The first example is live migration with CPU pinning. An instance
with a dedicated
CPU policy and pinned CPUs is
live-migrated. Its pin mappings are naively copied over to the
destination host. This creates two problems. First, its pinned pCPUs
aren't properly claimed on the destination. This means that, should a
second instance with pinned CPUs land on the destination, both
instances' vCPUs could be pinned to the same pCPUs. Second, any existing
pin mappings on the destination are ignored.
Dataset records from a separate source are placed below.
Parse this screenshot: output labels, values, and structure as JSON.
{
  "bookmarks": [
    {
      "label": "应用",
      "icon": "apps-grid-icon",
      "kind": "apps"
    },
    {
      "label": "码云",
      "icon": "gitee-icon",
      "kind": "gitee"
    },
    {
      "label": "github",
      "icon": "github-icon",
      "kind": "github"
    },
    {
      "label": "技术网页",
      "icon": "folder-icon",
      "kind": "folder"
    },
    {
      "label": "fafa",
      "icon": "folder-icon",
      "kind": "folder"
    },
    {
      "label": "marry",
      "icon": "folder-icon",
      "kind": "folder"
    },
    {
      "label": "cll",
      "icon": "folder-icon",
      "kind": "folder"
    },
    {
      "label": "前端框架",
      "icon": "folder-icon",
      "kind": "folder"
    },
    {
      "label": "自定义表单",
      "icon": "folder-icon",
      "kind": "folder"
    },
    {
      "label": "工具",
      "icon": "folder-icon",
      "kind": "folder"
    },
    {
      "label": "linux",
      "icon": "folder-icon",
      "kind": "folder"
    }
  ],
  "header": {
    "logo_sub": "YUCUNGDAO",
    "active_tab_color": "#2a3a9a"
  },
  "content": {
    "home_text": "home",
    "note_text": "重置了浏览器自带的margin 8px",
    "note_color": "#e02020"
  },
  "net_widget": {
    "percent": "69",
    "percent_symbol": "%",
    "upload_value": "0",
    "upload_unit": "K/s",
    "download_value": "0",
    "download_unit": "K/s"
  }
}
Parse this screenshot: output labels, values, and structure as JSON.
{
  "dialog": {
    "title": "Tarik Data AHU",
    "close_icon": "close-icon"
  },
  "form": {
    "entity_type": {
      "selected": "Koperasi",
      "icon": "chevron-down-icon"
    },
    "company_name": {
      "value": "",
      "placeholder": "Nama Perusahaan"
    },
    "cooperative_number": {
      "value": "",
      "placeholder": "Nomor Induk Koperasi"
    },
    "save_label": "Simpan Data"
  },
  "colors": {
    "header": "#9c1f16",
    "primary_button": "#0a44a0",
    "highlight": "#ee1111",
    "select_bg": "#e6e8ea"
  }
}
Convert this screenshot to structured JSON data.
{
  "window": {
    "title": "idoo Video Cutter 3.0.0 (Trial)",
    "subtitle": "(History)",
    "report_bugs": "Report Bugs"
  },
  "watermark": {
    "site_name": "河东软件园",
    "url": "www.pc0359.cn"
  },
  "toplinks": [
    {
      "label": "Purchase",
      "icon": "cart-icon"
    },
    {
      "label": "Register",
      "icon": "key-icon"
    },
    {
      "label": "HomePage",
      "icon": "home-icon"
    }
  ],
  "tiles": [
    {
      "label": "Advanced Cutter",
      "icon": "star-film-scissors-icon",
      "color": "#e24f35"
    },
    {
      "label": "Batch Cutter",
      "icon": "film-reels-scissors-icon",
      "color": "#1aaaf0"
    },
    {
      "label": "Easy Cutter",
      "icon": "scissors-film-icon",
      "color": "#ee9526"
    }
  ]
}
If another instance already
exists on the destination, both instances's vCPUs could be pinned to the
same pCPUs. In both cases, the dedicated
CPU policy is
violated, potentially leading to unpredictable performance
degradation.
The second example is instances with hugepages. There are two hosts, each with two NUMA nodes and 8 1GB hugepages per node. Two identical instances are booted on the two hosts. Their virtual NUMA topology is one virtual NUMA node and 8 1GB memory pages. They land on their respective host's NUMA node 0, consuming all 8 of its pages. One instance is live-migrated to the other host. The libvirt driver enforces strict NUMA affinity and does not regenerate the instance XML. Both instances end up on the hosts NUMA node 0, and the live-migrated instance fails to run.
The third example is an instance with a virtual NUMA topology (but without hugepages). If an instance affined to its host's NUMA node 2 is live migrated to a host with only two NUMA nodes, and thus without a NUMA node 2, it will fail to run.
The first two of these examples are known bugs [1] [2].
Use Cases
As a cloud administrator, I want to live migrate instances with CPU pinning without the pin mappings overlapping on the destination compute host.
As a cloud administrator, I want live migration of hugepage-backed instances to work and for the instances to successfully run on the destination compute host.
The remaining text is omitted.